LAINE. They did delay me, to make me fit to appear before thee. My lord —

PHILIP. Sayest thou?

LAINE. I do thank thee for thy goodness to a poor maid.

PHILIP. Poor! nay, thy perfect loveliness maketh thee vastly rich.

LAINE (passing her hand over her face). Ah! and yet this morning I was ugly and most despised.

PHILIP* (incredulously). 'Tis so reported.

LAINE. 'Tis very sooth, my lord — until the holy man wrought this miracle.

PHILIP. How wrought he the miracle?

LAINE. My lord, I may not tell. My mother and father have forbade me strictly to say aught save that 'twas in answer to a prayer to Our Lady.

DEVIL (to SAIDA).
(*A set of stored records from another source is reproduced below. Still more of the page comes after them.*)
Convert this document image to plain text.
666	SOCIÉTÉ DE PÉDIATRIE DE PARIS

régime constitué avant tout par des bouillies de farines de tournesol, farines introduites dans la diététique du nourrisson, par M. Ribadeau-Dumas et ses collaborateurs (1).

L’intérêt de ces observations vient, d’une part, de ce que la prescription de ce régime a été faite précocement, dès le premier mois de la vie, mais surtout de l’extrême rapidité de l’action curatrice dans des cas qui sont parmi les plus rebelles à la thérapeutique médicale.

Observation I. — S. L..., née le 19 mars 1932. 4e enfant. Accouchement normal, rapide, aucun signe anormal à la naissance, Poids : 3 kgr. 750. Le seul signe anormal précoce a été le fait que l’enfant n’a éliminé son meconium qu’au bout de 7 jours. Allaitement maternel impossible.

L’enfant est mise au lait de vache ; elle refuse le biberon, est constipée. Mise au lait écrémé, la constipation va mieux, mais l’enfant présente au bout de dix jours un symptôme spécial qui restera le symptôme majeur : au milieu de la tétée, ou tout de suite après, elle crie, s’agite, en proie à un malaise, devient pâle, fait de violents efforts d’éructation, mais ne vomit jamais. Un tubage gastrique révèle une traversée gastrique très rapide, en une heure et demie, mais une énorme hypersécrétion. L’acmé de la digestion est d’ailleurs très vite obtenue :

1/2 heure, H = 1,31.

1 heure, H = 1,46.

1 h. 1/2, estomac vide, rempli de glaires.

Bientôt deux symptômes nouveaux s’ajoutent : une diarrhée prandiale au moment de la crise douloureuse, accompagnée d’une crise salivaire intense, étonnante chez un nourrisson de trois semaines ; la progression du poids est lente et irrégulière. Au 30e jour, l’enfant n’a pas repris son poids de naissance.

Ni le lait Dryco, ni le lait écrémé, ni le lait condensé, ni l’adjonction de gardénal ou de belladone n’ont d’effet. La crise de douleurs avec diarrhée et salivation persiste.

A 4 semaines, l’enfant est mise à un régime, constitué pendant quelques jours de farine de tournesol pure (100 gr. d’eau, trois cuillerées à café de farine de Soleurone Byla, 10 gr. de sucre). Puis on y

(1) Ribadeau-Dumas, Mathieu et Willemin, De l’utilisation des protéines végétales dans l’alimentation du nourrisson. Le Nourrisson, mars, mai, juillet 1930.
Heard you that?

SAIDA (to him). Aye. (They move away.)

PHILIP (to LAINE). No matter — sith thou art as thou art. (Pointing to a seat.) Sit ye down.

LAINE. Not whiles you stand, my lord.

PHILIP. Nay, then. (They sit.) Demoiselle, know you that the lady Catherine of Ninove, who dwells within this castle, will take you as a playfellow for her daughter Blanche, an' thou'rt willing.

LAINE. Oh, I am not suitable.

PHILIP (sternly). I do bid thee to do this.

LAINE (her eyes drooping before his). My lord — !

PHILIP. For, in very deed, I desire to gaze at thee with but little intermission day by day.

LAINE (wonderingly). Why, my lord?

PHILIP. Because thou art the ripe fulfilment of all my dreams of beauty.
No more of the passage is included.